Where the first value is for the C code and the second for the Fortran (using ifort from intel).

As I said, the C results seem correct to me: 200 FLOP (100 add and 100 mult), but the Fortran90 do not make any sense: 5 Double precision ???

I check the python script, it is just looking for *_fp_single and _fp_double and adding up. The scrip seems fine (I checked manually the txt file generated by the SDE).

As I said earlier, the code I want to benchmark is written in Fortran90.

Any idea what it is going on?

Thanks in advance,

Jofre

jimdempseyatthecove · ‎10-25-2019

An optimizing compiler, such as Intel Visual Fortran incorporates dead code elimination. This optimization is extended to code that generates results that are not used (read useless code). In your test code you will need to use the result of the code in some manner.

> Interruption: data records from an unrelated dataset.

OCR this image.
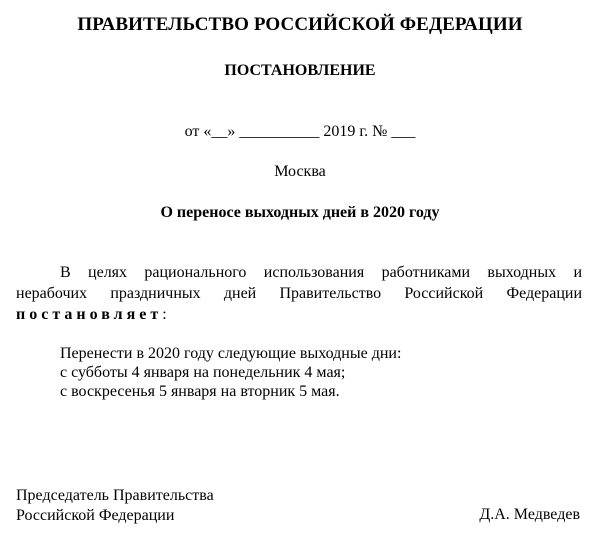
ПРАВИТЕЛЬСТВО РОССИЙСКОЙ ФЕДЕРАЦИИ
ПОСТАНОВЛЕНИЕ
от «__» __________ 2019 г. № ___
Москва
О переносе выходных дней в 2020 году
В целях рационального использования работниками выходных и
нерабочих праздничных дней Правительство Российской Федерации
постановляет:
Перенести в 2020 году следующие выходные дни:
с субботы 4 января на понедельник 4 мая;
с воскресенья 5 января на вторник 5 мая.
Председатель Правительства
Российской Федерации	Д.А. Медведев
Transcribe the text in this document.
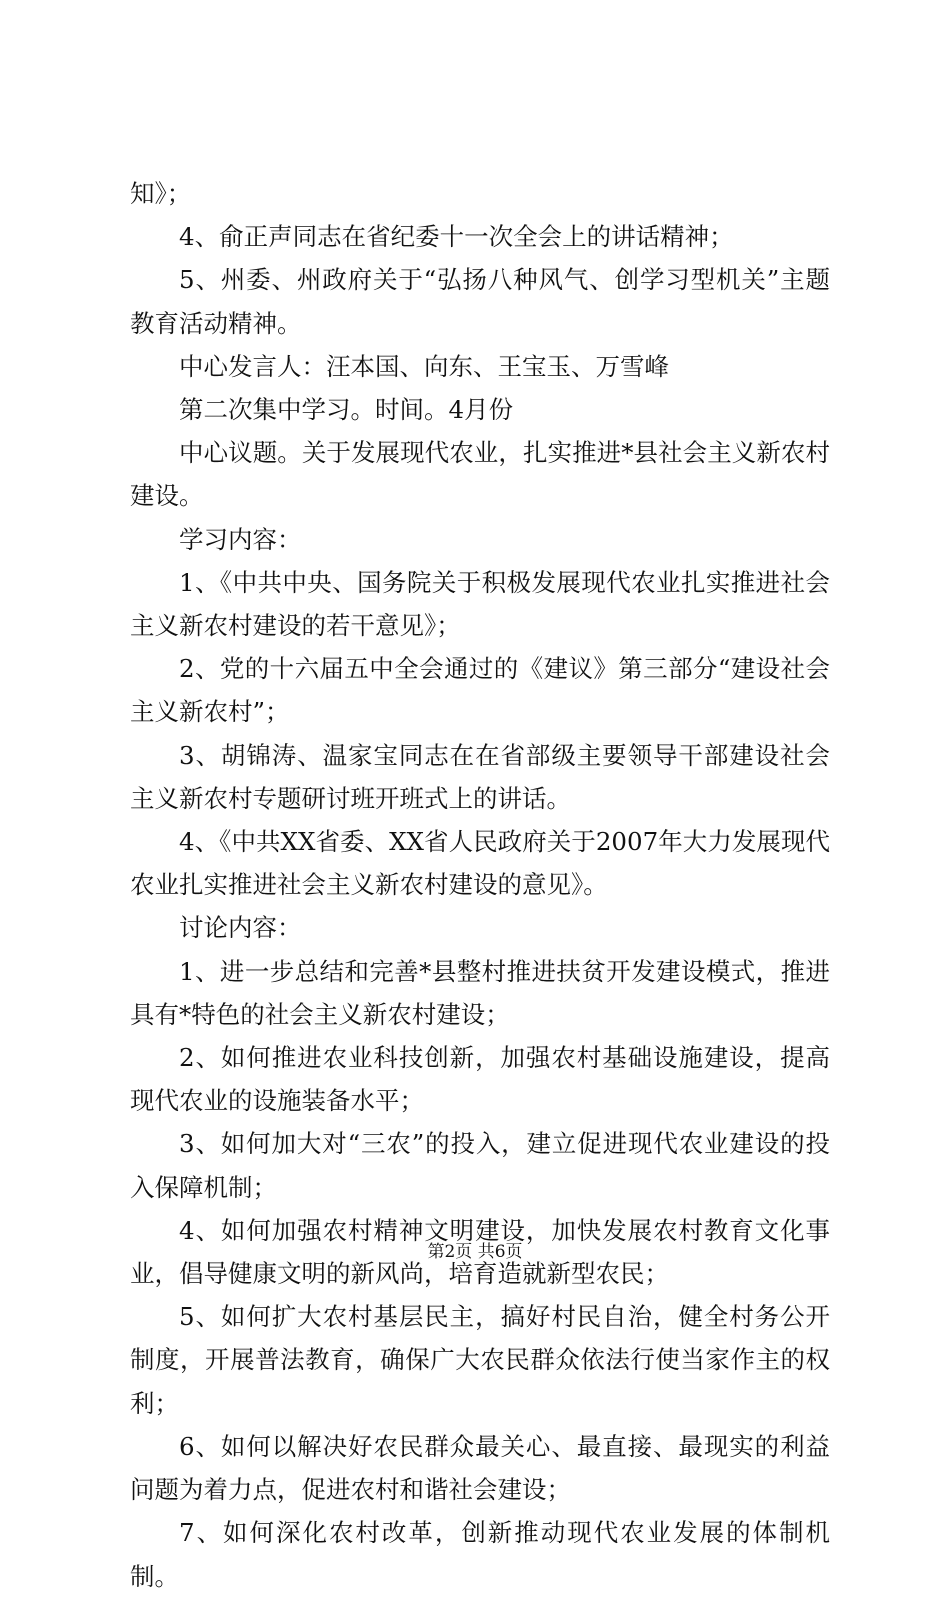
知》；

4、俞正声同志在省纪委十一次全会上的讲话精神；

5、州委、州政府关于“弘扬八种风气、创学习型机关”主题教育活动精神。

中心发言人：汪本国、向东、王宝玉、万雪峰

第二次集中学习。时间。4月份

中心议题。关于发展现代农业，扎实推进*县社会主义新农村建设。

学习内容：

1、《中共中央、国务院关于积极发展现代农业扎实推进社会主义新农村建设的若干意见》；

2、党的十六届五中全会通过的《建议》第三部分“建设社会主义新农村”；

3、胡锦涛、温家宝同志在在省部级主要领导干部建设社会主义新农村专题研讨班开班式上的讲话。

4、《中共XX省委、XX省人民政府关于2007年大力发展现代农业扎实推进社会主义新农村建设的意见》。

讨论内容：

1、进一步总结和完善*县整村推进扶贫开发建设模式，推进具有*特色的社会主义新农村建设；

2、如何推进农业科技创新，加强农村基础设施建设，提高现代农业的设施装备水平；

3、如何加大对“三农”的投入，建立促进现代农业建设的投入保障机制；

4、如何加强农村精神文明建设，加快发展农村教育文化事业，倡导健康文明的新风尚，培育造就新型农民；

5、如何扩大农村基层民主，搞好村民自治，健全村务公开制度，开展普法教育，确保广大农民群众依法行使当家作主的权利；

6、如何以解决好农民群众最关心、最直接、最现实的利益问题为着力点，促进农村和谐社会建设；

7、如何深化农村改革，创新推动现代农业发展的体制机制。

第2页 共6页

I suggest you insert after the do loop something like:

if(b == 1.0) print *,"Not going to print"

Additionally, the loop count of 100 is too small to obtain anything meaningful from the test run.

Jim Dempsey

Georg_Zitzlsberger · ‎08-13-2020

Hello jofre,

I'm the author of the Intel-SDE-FLOPS script and came across this post. I can confirm Jim's answer.

What happens is that you compile the Fortran code with the Intel Fortran Compiler which has a default optimization level of -O2 (applies dead code elimination). The C version of the code you compile with GCC, which has a default optimization level of -O0 (no optimization).

As a result you don't see the expected number of FLOPs in the Fortran version because the Intel Fortran compiler removed your do-loop. For the C version, there was no optimization applied by GCC, which leaves even dead (invariant) instructions in the final object code.

To compare apples to apples, I'd suggest you use "ifort -O0 ..." here, and you should see 200 FLOPs even for the Fortran version.

Best regards,

Georg Zitzlsberger

Bernard · ‎08-13-2020

@jofre

You can also declare the variable "b" as volatile and observe the results. I presume that "b" declared volatile may prevent the do-loop elimination.

P.s.

I quickly verified the "volatile" keyword and its presence prevented do-loop elimination. The optimization level was set to "O2" and Goldbolt snippet clearly shows the do-loop implementation .

Steve_Lionel · ‎08-13-2020

I don't understand the point of trying to measure FLOPS with optimization disabled. It's like running a race with your feet tied together. What do you think this is going to tell you?

Writing good benchmarks is HARD! Amateurs needn't apply.